Pelo meio, há momentos hilariantes provocados por Bibi, uma predadora sexual.
Os cenários interiores são lindos, uma tal "Carol" veste-se maravilhosamente e, linda como é, apaixona-se por um homem  particularmente feio, mas sumamente inteligente e de uma sinceridade à prova de bala.

A pouco mais se resumirá a sinopse da novela que passa a horas impróprias e por isso gravo.

E assim, assistindo aos pequenos dramas das personagens, quase sem olhar, prossigo o trabalho em modo automático.
Absolutamente automático, sublinho e comprovo:


O casaquinho da Teresinha que se tricota numa só peça, exige que se acrescentem malhas para formar as mangas, do mesmo modo que estas serão extintas quando a largura da manga tiver sido atingida.

Perdida nos delírios da Eunice e no Veneno do Léo, não "matei" as malhas e então, dei por mim tricotando uma coisa informe, disforme, disparatada.

É que desligar do tricô é possível, mas "em termos"!
Resta-me desmanchar, desmanchar até ao local em que a manga ficará delineada.
Não me custa nada. Tricoto sem pressão e sem pressa. Até me divirto com este tipo de acidente.

Lembro um livro que li há muito tempo, "Como água para chocolate", de Laura Esquivel, uma sul-americana que, num golpe de asa, engendrou, a partir da cozinha, o seu mundo, um romance incrível.

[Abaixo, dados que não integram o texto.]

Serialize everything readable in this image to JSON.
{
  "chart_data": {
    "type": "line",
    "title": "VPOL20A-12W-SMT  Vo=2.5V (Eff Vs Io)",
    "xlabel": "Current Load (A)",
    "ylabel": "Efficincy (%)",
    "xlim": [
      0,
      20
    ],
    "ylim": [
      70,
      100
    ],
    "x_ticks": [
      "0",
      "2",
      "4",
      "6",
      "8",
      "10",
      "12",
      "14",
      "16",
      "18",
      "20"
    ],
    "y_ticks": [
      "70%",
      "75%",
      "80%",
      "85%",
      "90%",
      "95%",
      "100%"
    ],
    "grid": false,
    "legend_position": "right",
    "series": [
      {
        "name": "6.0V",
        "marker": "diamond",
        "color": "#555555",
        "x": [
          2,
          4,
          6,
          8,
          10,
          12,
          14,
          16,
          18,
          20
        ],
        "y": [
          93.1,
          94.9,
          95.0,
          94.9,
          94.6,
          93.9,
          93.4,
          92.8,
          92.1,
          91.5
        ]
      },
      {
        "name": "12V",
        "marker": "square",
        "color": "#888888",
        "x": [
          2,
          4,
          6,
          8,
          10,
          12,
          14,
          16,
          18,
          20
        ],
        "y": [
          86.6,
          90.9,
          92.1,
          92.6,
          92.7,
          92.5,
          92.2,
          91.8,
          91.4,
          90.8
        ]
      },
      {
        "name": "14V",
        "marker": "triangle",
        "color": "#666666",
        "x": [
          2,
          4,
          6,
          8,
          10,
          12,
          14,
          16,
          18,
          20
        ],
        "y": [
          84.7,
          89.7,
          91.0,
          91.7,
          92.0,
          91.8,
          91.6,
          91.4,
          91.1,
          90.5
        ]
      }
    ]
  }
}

Tita, o nome da heroína, tricotava uma manta imensa nos momentos de maior dor.
Era o seu momento de catarse.
Como esses momentos eram frequentes, a manta cresceu, cresceu, cresceu até cobrir toda a propriedade.
No caso de Tita, que repetia o ponto até ao infinito, o tricô era absolutamente libertador.
O meu também o é, mas exige momentos de atenção em que as regras são aplicadas.

Beijos
Nina

quarta-feira, 29 de agosto de 2012

Anjinhos e Velas


Não passo sem elas, sejam perfumadas ou não.
Gosto da sua luz tremeluzente e suave fazendo companhia, adoçando o ambiente.
Nunca são de mais, nunca!

Estas foram compradas, mas a minha amiga querida Helena Compagno, do  blog http://minhaprimeiracostura.blogspot.pt/ mostra, detalhadamente, como as fazer em casa.

Com elas, os entardeceres solitários enchem-se de luz, a alma ilumina-se  aconchegada e quem chega, sente que entrou em casa.
Por isso gosto de velas!



Este anjinho barrigudo, segura numa mão um castiçal.
No castiçal, uma vela!
Veio de França de uma das muitas MAISON DU MONDE que visitei.

Para que não se sentisse só e também porque a simetria me tranquiliza, junto veio um irmãozinho.
Nesta mesa aguardam que cheguem as longas noites do Outono e o gélido Inverno para se acenderem e acenderem o ambiente.
Ficam apresentados os meus mais recentes anjinhos, da vasta coleção que acumulo.
Nunca são suficientes.
É  só ver um que me agrade e logo  lhe chamo meu.
É uma debilidade, uma inocente debilidade que não contrario.
Gosto de anjinhos e ainda mais se com eles arrastam velas e noites suaves e ambientes cálidos e música de fundo e muita paz.